Das Entscheidende jedoch ist die Küche, die hier geboten wird. Anne-Sophie Pic, Inhaberin des Restaurants «Pic» in Valence, einer Stadt im Rhonetal auf dem Weg nach Südfrankreich, ist die einzige französische Köchin, die vom Guide Michelin drei Sterne erhalten hat. Sie führt damit eine Familientradition fort: Schon ihre Urgrossmutter hatte ein Restaurant geführt; ihr Grossvater André Pic hatte 1934 drei Michelin-Sterne erhalten, ihr Vater 1973. Eigentlich hätte sie gar nicht vorgehabt, in die Fussstapfen der Altvordern zu treten, erzählt die junge Küchenchefin. Sie schloss zuerst ein Studium der Betriebswirtschaft ab. Erst 1992 entschied sie sich, doch ins Gastgewerbe zu wechseln und als Autodidaktin alles vom Vater zu lernen. Das Schicksal wollte es anders: Drei Monate später war dieser tot und Anne-Sophie auf sich selber gestellt. «Wir verloren nach dem Tod des Vaters einen Stern, und meine erste Aufgabe war es, die verbleibenden zwei zu retten», erzählt sie. Das gelang ihr, und 2007 eroberte sie den dritten zurück.

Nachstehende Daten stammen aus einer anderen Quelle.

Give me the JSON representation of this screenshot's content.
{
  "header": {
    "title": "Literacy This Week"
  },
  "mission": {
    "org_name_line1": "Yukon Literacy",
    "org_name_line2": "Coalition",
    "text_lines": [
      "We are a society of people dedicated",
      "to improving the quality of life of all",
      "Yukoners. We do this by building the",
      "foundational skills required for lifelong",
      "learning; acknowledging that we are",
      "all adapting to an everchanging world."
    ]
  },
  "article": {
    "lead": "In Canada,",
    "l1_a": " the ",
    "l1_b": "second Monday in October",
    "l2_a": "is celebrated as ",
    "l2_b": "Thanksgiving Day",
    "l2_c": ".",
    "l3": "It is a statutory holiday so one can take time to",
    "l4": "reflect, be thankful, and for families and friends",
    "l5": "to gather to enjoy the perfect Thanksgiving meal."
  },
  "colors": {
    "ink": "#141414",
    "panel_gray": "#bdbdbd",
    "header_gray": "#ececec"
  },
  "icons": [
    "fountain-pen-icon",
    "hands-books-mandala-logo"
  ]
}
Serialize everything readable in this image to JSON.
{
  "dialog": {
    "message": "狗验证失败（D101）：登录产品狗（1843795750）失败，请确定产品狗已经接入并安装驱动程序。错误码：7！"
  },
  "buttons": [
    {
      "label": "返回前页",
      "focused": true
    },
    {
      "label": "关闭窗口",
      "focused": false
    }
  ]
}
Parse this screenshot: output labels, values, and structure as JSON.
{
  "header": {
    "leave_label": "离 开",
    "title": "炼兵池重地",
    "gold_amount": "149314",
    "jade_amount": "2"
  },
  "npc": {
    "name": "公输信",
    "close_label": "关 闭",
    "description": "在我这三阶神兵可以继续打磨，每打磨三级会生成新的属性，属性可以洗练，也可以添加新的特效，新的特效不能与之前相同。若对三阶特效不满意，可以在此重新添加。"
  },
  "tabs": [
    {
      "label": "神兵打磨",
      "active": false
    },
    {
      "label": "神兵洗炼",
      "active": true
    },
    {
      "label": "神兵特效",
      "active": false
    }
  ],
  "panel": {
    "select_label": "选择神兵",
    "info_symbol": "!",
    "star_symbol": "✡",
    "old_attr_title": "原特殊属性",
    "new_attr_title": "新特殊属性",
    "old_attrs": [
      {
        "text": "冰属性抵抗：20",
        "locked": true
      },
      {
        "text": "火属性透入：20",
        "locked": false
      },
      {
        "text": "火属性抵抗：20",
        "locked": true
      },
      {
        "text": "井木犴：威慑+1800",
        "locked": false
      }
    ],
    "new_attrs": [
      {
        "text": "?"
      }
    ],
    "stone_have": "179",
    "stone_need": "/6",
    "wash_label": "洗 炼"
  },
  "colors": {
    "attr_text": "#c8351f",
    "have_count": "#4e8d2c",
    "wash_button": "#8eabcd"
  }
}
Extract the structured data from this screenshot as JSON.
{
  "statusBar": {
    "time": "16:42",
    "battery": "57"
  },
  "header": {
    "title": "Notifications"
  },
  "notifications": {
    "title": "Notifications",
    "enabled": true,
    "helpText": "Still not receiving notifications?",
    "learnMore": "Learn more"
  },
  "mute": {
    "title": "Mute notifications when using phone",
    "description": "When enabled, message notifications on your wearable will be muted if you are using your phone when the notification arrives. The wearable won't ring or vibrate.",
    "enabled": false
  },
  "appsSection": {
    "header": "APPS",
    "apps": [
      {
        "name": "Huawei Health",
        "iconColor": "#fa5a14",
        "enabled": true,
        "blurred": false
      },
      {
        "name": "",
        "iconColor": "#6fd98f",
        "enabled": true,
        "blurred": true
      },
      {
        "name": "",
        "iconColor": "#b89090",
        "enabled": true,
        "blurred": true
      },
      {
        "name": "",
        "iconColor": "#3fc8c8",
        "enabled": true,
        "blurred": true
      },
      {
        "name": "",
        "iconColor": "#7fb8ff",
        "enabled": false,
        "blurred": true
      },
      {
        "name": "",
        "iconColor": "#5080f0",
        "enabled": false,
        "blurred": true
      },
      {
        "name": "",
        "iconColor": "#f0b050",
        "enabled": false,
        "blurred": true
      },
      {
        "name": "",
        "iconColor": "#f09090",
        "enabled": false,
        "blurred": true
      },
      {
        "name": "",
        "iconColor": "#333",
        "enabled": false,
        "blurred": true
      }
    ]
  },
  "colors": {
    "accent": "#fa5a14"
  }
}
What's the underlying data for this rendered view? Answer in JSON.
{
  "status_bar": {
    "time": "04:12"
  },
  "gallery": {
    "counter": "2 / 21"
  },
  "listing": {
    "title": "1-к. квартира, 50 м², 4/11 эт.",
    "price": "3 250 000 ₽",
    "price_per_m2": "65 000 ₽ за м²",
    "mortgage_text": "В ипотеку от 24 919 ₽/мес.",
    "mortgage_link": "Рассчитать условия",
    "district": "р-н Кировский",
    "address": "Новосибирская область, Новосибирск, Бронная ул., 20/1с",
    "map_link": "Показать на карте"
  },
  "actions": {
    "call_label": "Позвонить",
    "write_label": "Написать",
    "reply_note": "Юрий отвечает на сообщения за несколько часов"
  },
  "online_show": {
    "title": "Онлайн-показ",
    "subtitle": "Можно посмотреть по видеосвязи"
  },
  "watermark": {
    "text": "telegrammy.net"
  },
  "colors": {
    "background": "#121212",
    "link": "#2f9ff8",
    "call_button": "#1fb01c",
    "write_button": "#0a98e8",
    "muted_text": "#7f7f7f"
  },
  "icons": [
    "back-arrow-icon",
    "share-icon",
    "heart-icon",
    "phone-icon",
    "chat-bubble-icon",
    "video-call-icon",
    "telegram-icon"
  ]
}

Dass Anne-Sophie Pic jetzt, neben dem Familienbetrieb in Valence, auch die Küche des neuen Restaurants im «Beau Rivage» führt, ist eine neue Erfahrung für sie und ein Erfolgsrezept.
Ihre Kreationen – seien es nun kleine Thon-Würfel mit winzigen Speckstreifen und Fois Gras oder ein Turbot mit Zitronenbutter, Hummerstückchen mit Beeren und Selleriecreme oder Lamm aus Sisteron, das auf der Zunge zergeht – begeistern nicht nur den Gaumen, sondern auch das Auge.
Das «Beau Rivage Palace» hat vieles gesehen. Zum Beispiel die Konferenz von Lausanne 1922 bis 1923, in deren Verlauf während acht Monaten schwieriger Verhandlungen die Grenzen der Türkei, Griechenlands und Bulgariens definiert wurden und die moderne Türkei als Nachfolgerstaat des Osmanischen Reichs völkerrechtlich anerkannt wurde. Ismet Inönü war der Chef-Unterhändler der Türken, Lord Curzon jener der Alliierten.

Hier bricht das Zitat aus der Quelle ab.